By Clive Bernath: Even though he never officially retired I always felt I knew the real reason Naseem Hamed never fought again after out-pointing Spaniard Manuel Calvo in May, 2002.
On Sunday my suspicions were finally proved correct when Naz revealed to BBC Radio 5’s Live Sports week programme that damaged hands forced him stop practising the sport he loved.
"I had hand trouble and could not take the power of my punch," Hamed BBC 5 Live.
"I needed cortisone injections to take away the pain when I fought, then after every fight the gloves would be whipped off and my hands would be as big as balloons.
"It was getting ridiculous and you can’t go on with no ammunition. I was one of the hardest punchers ever known but if the hands are quite brittle and you do damage, then it’s hard to carry on."
There were a number of reasons why my suspicions were aroused concerning Hamed’s lack of activity after the win over Calvo, and it was not just because he stunk out the London Arena with arguably the worst performance of his 37 fight career. No, I vividly remember being ringside that particular night on May 18, 2002 and rather conveniently overheard Hamed confide to promoter Barry Hearn that ‘my hands are f**ked’. As Hamed walked down the steps from the ring he whispered into Hearn’s ear, ‘my hands are f**ked, there’s just nothing there’.

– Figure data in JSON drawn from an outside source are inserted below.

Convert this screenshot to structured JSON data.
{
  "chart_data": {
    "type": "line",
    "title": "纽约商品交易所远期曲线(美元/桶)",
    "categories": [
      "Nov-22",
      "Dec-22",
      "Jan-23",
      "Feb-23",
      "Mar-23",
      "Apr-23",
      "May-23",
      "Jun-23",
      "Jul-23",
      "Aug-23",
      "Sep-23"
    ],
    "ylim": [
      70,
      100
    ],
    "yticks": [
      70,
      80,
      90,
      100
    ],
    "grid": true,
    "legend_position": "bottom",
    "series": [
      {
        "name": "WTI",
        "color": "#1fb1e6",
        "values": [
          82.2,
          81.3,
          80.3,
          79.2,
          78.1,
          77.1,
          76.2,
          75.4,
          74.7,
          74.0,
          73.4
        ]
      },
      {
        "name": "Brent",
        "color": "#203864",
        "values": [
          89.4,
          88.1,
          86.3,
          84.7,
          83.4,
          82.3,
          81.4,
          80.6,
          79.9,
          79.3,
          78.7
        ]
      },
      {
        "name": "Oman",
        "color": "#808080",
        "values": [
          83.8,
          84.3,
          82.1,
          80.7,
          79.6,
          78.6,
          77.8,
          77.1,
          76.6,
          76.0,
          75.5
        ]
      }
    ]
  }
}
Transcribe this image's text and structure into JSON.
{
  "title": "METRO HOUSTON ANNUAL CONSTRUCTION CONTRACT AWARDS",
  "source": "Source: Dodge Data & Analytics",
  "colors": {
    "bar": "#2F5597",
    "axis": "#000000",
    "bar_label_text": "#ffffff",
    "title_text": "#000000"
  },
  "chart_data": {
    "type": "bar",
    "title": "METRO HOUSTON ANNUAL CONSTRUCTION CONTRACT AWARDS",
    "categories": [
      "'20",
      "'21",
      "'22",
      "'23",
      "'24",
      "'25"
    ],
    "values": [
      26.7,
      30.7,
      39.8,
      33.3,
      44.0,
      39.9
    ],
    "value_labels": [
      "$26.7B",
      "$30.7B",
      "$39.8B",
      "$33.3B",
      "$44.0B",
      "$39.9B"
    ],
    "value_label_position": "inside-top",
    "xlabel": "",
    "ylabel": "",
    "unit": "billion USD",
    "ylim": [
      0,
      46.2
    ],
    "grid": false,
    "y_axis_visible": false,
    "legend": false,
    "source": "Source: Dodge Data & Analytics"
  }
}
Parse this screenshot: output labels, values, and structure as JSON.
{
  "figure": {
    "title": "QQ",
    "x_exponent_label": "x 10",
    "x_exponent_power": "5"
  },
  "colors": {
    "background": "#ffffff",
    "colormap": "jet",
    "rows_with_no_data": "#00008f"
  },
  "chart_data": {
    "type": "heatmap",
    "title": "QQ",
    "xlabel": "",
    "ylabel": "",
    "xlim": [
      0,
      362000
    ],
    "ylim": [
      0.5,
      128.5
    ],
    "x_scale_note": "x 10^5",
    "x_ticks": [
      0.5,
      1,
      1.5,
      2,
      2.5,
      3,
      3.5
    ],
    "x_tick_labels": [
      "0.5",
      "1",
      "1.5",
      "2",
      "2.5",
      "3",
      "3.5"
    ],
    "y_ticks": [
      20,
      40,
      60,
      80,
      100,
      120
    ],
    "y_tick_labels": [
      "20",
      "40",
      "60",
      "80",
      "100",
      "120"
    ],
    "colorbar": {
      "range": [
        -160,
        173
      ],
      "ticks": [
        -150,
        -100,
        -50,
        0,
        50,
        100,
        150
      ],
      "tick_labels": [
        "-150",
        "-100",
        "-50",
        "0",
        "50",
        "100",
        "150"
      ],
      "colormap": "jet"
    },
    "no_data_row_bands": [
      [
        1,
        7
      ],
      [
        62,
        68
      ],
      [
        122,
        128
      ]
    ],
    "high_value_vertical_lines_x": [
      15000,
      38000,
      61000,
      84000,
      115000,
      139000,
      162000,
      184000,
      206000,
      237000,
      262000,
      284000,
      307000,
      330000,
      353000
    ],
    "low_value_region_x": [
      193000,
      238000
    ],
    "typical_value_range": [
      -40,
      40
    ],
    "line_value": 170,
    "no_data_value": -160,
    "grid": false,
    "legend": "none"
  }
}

It all makes perfect sense when you think about it because although Hamed was gifted with lightening fast reflexes, especially in the early days, he possessed even greater fire power in those fists he aptly named ‘Rocket Launchers’. Think about it? 31 ko’s from 37 fights. At just 5ft 4 and 9st Hamed hit harder than some world class welterweights. In fact he probably knocked out more fighters with a single shot than any other British boxer so its no wonder those fists ended up being damaged beyond repair.
As mentioned earlier Hamed has never officially retired but after piling on the weight, settling more and more into family life and the fact he has now come clean about his damaged hands I think we can safely assume he will never fight again.
Naseem Hamed may not have been the most popular British boxer in history but one could argue that pound for pound he was one of the hardest hitters.